Так что мне пора было делать отсюда ноги. И как можно быстрее и дальше.
Сказано – сделано.
Осторожно выбравшись из-под остатков корней приютившего меня растения, я, головой вниз, словно хозяин сетей[17 - Хозяин сетей – паук.], распластавшись на корнях кустарника, по ним же начала спуск вниз.
Спускаться вниз головой было страшновато, но это был единственный вариант, что называется, руками пройти разветвленную сеть частей куста. Ориентируясь в их переплетении, обходя острия корней, стволов, веток и шипов, торчащих во все стороны; пройти между… не опираясь на выжженные или слишком хилые, после поджарки неизвестным оружием, части кустарника.
Проползти, держа направление вниз, без смещения в сторону – в дебри лабиринта, который из себя и представляло сплетение стволов, веток и корней этого представителя флоры.
Его разросшиеся корни и правда напоминали сети. И то, что они оголились, помогало мне спускаться вниз, опираясь на их кружево. Плохо было то, что сейчас они были довольно ломкими и скользкими от выступившего на них ядовитого сока, а холм – довольно крутым и высоким. Да и запачканные соком куста стекла маски мешали нормальной видимости. Так что быстрого спуска у меня не получилось. А если бы не перчатки из кожи изерги, замедляющие скольжение по стволам, я бы вообще давно свалилась вниз. Прямиком на пики корней, частоколом торчащие из земли. Соответственно вообще никогда бы не добралась до подножья холма, закончив свой путь куском мяса на вертеле.
Но я добралась.
Добралась. И нырнув в море, смыла с себя ядовитый сок. А потом, достав из кармана дозиметр, замерила уровни радиации и отравляющих веществ: на себе, в воздухе, на земле, в воде.
Как я и предполагала, уровни были завышены.

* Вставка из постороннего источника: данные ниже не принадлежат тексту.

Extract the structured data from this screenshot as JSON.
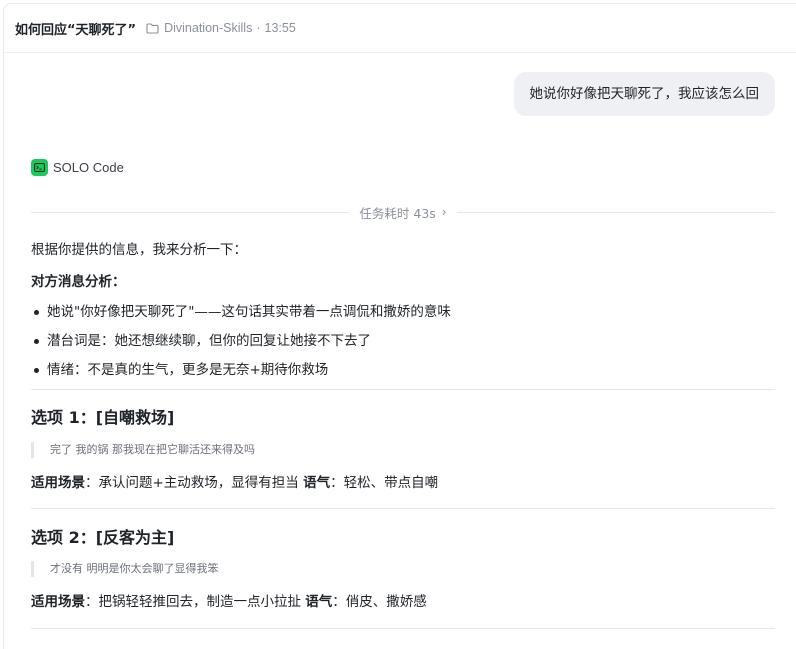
{
  "header": {
    "title": "如何回应“天聊死了”",
    "project": "Divination-Skills",
    "separator": "·",
    "time": "13:55"
  },
  "user_message": "她说你好像把天聊死了，我应该怎么回",
  "agent": {
    "name": "SOLO Code",
    "icon": "terminal-icon",
    "icon_color": "#23c55e"
  },
  "task": {
    "label": "任务耗时 43s"
  },
  "response": {
    "intro": "根据你提供的信息，我来分析一下：",
    "analysis_heading": "对方消息分析：",
    "bullets": [
      "她说\"你好像把天聊死了\"——这句话其实带着一点调侃和撒娇的意味",
      "潜台词是：她还想继续聊，但你的回复让她接不下去了",
      "情绪：不是真的生气，更多是无奈+期待你救场"
    ],
    "options": [
      {
        "title": "选项 1：[自嘲救场]",
        "quote": "完了 我的锅 那我现在把它聊活还来得及吗",
        "scene_label": "适用场景",
        "scene_text": "：承认问题+主动救场，显得有担当 ",
        "tone_label": "语气",
        "tone_text": "：轻松、带点自嘲"
      },
      {
        "title": "选项 2：[反客为主]",
        "quote": "才没有 明明是你太会聊了显得我笨",
        "scene_label": "适用场景",
        "scene_text": "：把锅轻轻推回去，制造一点小拉扯 ",
        "tone_label": "语气",
        "tone_text": "：俏皮、撒娇感"
      }
    ]
  }
}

Что неудивительно, благодаря взрыву боеприпасов и лабораторий моего клана.
Но только они, как заметила я про себя. Ничего неизвестного дозиметр не показывал. Обычный состав воздуха. Обычные показатели после аварии. Соответственно, пришлые следов не оставили. Не считая разгрома, конечно.
«Ну, с очисткой всего этого пусть теперь заморачиваются мать природа да соседи», – горько усмехнувшись, цинично заключила я, делая шаг в сторону от холма и все-таки оглядываясь назад.
Кому я теперь была должна, так это этому, разгромленному неизвестными, кусту. За приют. За укрытие. За то, что не покалечил. Что дал уйти.